Massive classes with big methods do a lot – they have to because there is a lot of code in them. Unfortunately, that also means there’s a lot that can go wrong in them. When we fix a bug in one of these huge modules, we have to change the code – and changing code often means the code becomes worse. When we have to add additional functionality, the hooks seem to be in these big classes, so they get even bigger, and once again the code deteriorates even more. It’s easier to add code to existing classes and methods than it is to create new classes. Some companies have a heavy hand on the source code repositories and developers would rather make existing classes bigger than deal with the bureaucracy of adding another module to the corporate SCR.

3. Collisions

Because a lot of code is in each of the ever-growing modules, it stands to reason that different team members will be editing the code in these modules for different reasons. You know what that means come check-in time; the dreaded diff and merge. And because it’s so painful, developers put it off as long as possible which only makes the problem worse.

4. Lack of reuse

The bigger a module is, the less likely it is that you will be able to reuse it in a different context. It does so much that it becomes specialized to the current context.

5. Comments are needed

Large methods can’t be named for their intent, i.e., you can’t tell what a method does from its name because it does so much. Earlier this year I saw a multi-thousand line method named ‘execute’. Yeah, it was obvious what it did – not. Developers tend to write comments to explain what a method does. We’ve all seen them – the next 200 lines calculate a thingamabob, then another comment explaining the next 450 lines. The problem with comments is that in large systems, worked on by numerous developers over a period of years, the code goes one way and the comments tend to stay as originally written. When the code says one thing and the comments say another, which will you believe? Yet more obscurity.

6. Decreased code quality

Where do you think you’ll spot a glaring defect quicker, in a 6 line method or in the middle of a 300 line while loop with page-long if-else constructs in it?

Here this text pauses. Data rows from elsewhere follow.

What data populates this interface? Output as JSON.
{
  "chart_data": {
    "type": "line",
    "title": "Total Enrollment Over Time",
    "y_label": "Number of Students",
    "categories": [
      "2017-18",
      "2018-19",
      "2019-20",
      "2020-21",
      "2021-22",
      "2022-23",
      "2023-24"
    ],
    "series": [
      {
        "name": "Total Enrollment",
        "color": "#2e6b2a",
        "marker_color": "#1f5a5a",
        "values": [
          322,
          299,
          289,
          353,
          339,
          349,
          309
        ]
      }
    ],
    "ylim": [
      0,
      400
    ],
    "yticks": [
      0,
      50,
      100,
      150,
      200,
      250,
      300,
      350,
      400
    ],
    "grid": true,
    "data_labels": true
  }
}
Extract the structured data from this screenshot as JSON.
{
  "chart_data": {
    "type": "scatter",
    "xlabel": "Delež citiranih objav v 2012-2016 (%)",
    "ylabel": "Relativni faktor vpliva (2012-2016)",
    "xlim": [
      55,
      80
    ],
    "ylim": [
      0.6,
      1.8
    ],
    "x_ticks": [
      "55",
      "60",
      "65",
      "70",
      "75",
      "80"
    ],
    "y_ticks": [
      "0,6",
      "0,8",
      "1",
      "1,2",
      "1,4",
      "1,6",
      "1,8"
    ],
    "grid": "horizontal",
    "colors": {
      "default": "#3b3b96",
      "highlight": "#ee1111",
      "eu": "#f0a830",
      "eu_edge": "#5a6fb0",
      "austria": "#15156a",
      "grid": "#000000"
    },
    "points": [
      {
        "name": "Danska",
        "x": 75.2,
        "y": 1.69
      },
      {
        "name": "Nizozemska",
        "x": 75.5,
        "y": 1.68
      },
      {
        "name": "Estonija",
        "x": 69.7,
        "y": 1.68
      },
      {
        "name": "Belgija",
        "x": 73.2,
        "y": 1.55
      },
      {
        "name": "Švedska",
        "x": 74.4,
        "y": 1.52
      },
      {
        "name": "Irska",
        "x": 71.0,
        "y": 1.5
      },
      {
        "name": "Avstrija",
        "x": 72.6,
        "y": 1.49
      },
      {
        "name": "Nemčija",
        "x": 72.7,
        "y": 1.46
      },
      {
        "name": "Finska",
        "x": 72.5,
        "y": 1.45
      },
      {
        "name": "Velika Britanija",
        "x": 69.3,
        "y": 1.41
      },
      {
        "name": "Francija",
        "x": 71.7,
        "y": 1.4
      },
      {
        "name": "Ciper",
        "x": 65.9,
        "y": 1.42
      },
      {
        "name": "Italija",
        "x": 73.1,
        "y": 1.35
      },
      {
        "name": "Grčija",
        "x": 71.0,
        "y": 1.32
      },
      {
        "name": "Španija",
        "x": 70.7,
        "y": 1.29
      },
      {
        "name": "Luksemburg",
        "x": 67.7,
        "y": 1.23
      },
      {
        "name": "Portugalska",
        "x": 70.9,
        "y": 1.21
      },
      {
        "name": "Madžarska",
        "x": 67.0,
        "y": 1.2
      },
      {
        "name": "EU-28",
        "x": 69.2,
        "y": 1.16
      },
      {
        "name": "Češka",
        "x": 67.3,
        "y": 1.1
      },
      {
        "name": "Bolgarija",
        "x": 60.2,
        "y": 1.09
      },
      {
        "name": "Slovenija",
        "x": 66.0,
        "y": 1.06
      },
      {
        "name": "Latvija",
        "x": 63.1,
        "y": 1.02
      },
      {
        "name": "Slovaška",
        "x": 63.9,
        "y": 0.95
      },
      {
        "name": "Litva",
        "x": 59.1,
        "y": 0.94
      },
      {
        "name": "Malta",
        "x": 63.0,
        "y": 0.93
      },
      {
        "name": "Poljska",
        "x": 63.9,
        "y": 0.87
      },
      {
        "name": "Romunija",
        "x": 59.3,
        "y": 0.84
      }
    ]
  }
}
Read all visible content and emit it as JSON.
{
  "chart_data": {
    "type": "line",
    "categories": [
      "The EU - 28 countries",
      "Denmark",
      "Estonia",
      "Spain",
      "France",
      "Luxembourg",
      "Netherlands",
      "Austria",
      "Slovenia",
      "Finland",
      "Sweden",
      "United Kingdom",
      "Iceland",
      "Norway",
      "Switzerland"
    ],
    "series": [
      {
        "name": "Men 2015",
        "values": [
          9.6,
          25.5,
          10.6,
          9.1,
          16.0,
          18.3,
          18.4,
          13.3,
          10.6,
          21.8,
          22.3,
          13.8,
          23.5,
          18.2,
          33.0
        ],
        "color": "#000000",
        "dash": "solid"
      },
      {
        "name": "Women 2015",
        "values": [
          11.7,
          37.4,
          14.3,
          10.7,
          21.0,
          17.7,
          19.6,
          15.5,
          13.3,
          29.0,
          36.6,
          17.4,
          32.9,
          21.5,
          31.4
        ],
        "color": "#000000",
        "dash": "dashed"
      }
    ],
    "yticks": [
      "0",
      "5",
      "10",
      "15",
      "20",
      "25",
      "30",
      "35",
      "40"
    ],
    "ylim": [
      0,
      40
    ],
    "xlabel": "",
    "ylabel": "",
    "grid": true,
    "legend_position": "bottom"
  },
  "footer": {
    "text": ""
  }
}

7. Increased maintenance costs

Every time you visit a large module, you have to understand the piece that you’re going to work on. Often, that means you have to understand the entire module just to find the area where you are going to work. All of this takes time, and time is money. Ha – I seem to be on a roll with these sayings – “time is money”, “size matters”, hmmmm…. can “your check is in the mail” be far behind?

8. Easier performance profiling

When you are trying to locate performance bottle-necks, and whatever tool or timing mechanism you’re using tells you that the 8,000 line doItToIt() method is taking “too long”, how are you going to find where all the time is spent? It would be much easier to see the 6 line calculateAmount() function was taking too long because it was hitting the database.

There are many things in life that I wish were bigger—lots bigger (hard disk, thumb drive, monitor, RAM, etc.) but classes and methods should not be in that list. Understanding at a glance with good, meaningful, intention revealing names can go a long way to keeping software costs down and making our lives as developers better. I know, it isn’t easy to spare the time. It’s much easier to use that time to struggle to squeeze another clause to that already overgrown method; it’s much easier to use that time single stepping through the vastly indented forest of if/else/for/while; it’s much easier to use that time poring through a tangled and twisted rat’s nest of code over and over just to work out what it might just be doing. Oh yes, it’s MUCH easier.